Updated cost estimates for the proposed new Robert Crown Community Center suggest the average Evanston homeowner could end up paying as much as $3,655 for the building in increased property taxes over the next quarter century.
In a memo to aldermen prepared for Monday’s City Council meeting, Assistant City Manager Erika Storlie says that the estimated cost of the project has increased from a range of between $40 million and $46 million projected last September to a new total of $48.5 million, based on final design documents and information gained in the process of requesting proposals from potential construction management firms.
The Friends of the Robert Crown Center has so far raised $11.1 million in cash and pledges to help fund the project, but only $2.4 million is in cash, with the remaining $8.7 million in pledges to be received between now and 2023.

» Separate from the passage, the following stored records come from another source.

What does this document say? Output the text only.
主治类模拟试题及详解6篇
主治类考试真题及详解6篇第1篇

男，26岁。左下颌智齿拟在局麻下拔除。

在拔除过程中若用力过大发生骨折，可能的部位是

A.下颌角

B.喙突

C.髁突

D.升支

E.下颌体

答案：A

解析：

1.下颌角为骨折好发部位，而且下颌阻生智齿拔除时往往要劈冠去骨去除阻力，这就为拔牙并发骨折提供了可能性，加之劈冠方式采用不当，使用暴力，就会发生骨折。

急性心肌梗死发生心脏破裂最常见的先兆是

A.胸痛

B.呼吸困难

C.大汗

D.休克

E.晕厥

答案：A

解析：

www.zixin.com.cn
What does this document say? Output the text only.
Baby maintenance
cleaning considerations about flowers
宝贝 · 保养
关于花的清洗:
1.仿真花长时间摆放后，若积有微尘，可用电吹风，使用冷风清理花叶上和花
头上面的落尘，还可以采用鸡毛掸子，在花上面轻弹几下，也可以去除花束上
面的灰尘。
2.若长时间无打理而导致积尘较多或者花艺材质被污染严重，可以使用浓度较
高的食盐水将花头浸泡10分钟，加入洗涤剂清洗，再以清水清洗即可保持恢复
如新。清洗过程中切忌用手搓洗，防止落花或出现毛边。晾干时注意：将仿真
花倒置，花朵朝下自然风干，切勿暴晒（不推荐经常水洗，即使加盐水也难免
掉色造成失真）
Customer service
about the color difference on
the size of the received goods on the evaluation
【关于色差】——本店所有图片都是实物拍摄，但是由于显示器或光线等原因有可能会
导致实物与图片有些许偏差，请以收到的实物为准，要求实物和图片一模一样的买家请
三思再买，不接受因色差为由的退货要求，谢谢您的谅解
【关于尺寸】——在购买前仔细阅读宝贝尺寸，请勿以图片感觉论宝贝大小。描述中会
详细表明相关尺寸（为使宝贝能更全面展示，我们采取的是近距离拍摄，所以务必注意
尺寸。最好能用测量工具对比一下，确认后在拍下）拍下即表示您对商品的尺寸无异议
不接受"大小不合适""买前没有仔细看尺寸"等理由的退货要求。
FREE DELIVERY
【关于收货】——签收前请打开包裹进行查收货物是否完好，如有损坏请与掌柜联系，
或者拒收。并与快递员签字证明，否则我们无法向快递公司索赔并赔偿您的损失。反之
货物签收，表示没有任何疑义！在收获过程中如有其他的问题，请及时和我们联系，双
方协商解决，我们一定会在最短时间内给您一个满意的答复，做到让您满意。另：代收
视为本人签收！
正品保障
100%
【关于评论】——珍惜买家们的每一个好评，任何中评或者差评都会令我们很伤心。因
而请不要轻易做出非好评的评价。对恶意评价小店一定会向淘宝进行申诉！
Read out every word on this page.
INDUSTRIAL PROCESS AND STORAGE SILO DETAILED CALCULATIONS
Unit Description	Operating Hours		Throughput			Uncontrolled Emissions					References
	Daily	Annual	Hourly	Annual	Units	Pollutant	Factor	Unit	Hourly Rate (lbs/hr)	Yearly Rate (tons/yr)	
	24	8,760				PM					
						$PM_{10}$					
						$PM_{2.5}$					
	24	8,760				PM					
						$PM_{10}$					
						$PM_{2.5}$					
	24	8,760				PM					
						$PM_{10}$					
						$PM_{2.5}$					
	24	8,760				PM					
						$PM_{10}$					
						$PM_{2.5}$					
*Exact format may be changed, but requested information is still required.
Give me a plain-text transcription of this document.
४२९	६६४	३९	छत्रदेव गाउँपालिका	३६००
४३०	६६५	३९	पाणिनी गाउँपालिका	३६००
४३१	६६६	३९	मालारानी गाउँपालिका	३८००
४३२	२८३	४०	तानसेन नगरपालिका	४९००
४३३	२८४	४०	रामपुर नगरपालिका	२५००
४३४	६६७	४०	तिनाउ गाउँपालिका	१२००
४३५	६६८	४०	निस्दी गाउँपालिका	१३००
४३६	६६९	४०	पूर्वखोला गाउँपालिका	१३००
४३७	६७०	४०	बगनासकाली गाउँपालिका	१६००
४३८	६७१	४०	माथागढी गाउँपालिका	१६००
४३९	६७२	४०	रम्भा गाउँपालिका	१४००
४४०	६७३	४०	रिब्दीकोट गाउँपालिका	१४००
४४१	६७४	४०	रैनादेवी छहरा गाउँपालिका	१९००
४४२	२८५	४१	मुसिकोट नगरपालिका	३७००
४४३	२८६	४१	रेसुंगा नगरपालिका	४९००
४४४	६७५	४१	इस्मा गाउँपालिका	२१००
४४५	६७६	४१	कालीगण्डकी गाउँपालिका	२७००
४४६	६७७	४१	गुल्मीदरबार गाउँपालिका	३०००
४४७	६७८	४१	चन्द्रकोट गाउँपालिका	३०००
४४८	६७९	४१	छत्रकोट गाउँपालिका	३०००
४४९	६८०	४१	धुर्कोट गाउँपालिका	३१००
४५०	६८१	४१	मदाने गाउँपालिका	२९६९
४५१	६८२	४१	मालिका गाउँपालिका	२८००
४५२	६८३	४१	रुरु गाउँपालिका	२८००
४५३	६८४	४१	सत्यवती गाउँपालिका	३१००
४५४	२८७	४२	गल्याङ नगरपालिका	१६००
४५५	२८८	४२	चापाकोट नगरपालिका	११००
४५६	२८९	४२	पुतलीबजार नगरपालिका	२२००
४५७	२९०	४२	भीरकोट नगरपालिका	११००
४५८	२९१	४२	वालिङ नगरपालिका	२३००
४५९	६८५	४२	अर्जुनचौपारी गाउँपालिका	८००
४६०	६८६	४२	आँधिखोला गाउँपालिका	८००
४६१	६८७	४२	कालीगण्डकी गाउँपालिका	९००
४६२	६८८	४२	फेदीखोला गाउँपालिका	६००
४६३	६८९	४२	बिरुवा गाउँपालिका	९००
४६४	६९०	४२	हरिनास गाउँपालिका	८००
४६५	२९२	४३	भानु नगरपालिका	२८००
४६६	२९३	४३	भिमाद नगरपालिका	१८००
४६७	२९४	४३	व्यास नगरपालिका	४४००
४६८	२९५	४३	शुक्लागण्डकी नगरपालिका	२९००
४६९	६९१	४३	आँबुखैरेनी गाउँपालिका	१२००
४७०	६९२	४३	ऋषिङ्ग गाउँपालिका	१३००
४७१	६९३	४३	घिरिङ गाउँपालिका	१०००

Storlie says that given the current construction schedule for the project, the city and library need to issue $23.75 million of 25-year bonds this year and an additional $12.25 million in short-term bonds in 2019, which would require interest-only payments for the first five years..
Depending on how much is ultimately received in private support, the remaining short-term bonds would later be refinanced as long-term bonds. In additition to the money raised so far, the Friends group is hoping to raise an additional $3.9 million by the time the fundraising effort is completed.
Storlie says the first bond issue would increase property taxes by about $25 per $100,000 of property value, with the second bond issue adding another $16.
With the median Evanston owner-occupied home valued at $356,600, that means that the owner of that home could end up paying $3,655 for the Crown project over the next quarter century, assuming the short-term bonds have to be fully refinanced as a 20-year bond issue.
The amount could be somewhat less if the private fundraising is more successful, more if project costs continue to rise.
The memo asks aldermen to “provide directions on next steps” for the Crown Center project.